The life of a Barcelona at war

Thousands of bombs fell on the capital of Catalonia during the Spanish Civil War. La Vanguardia wrote on 27 November 1938: 'For the space of 24 hours, bombs once again rained down on Barcelona. Ten consecutive times the aeroplanes of the fascist invaders massacred the civil population and produced hundreds of victims in central districts of the city, where no military target, factory or barracks could provide a pretext. Hundreds of victims, most of them women and children!' But despite the cruelty of a fratricide war in which, for the first time, the Italian air force bombed cities in order to see the effect of terror on the population, the people of Barcelona tried to overcome all the horror by attempting to cultivate a sensation of normality, which was more a public manifestation of clinging to life than an intimate determination to keep death at bay.
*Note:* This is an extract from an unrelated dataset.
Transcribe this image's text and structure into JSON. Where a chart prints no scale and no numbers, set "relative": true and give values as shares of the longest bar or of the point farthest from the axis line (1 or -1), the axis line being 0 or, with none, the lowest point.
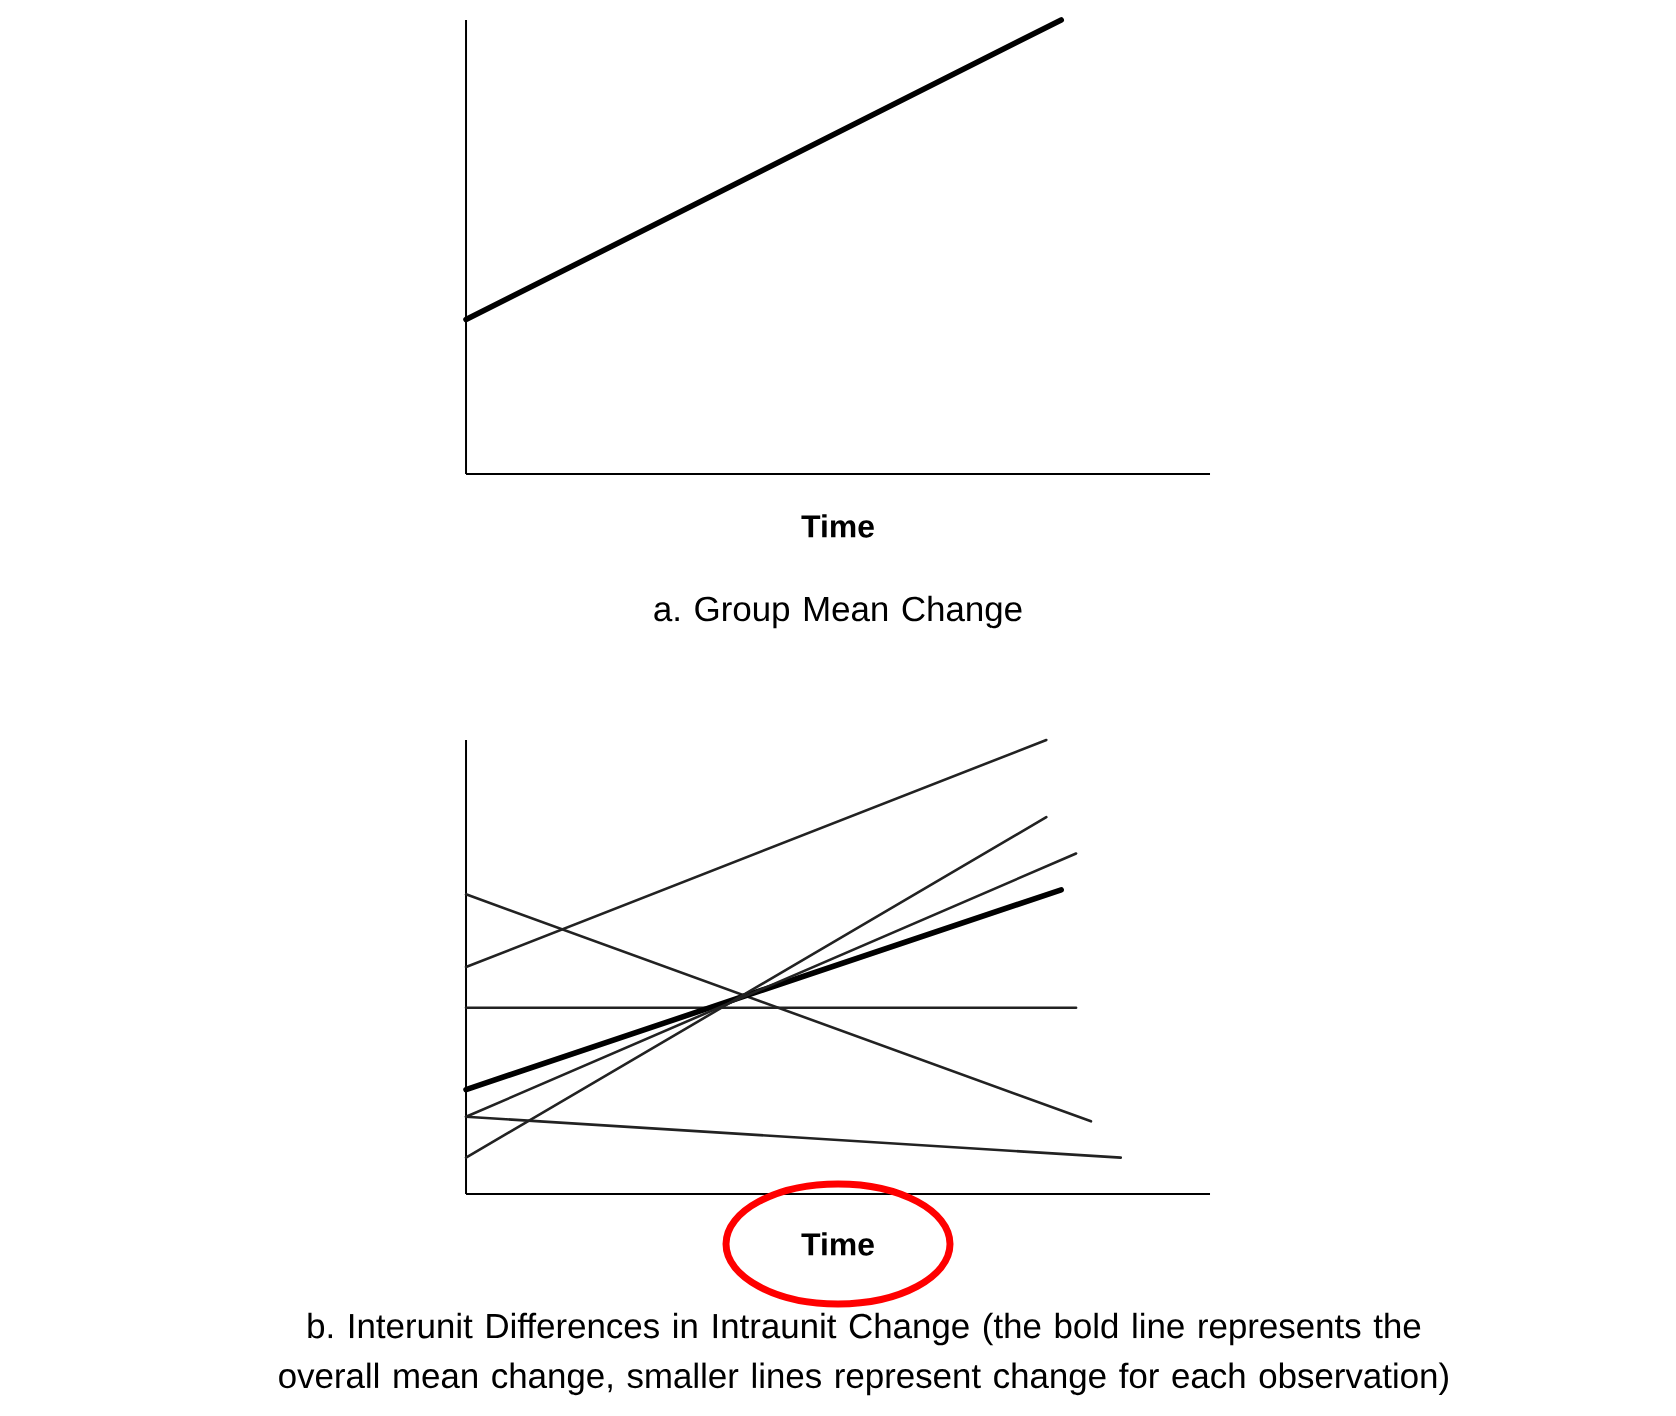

These photographs have never before been exhibited; they are taken from the archives of La Vanguardia newspaper which reproduced them between 1936 and 1939. They belong to a time of war in which the newspaper was seized first by the Generalitat and then by the Government of the Republic; this is, then, obviously material that was censored by the authorities. Looking at these photographs, we cannot help remembering recent images of the markets of Baghdad and the streets of Basra, with people trying to recover the usual pace of the passing of the days before their pulse rate was once again accelerated by the explosion of bombs.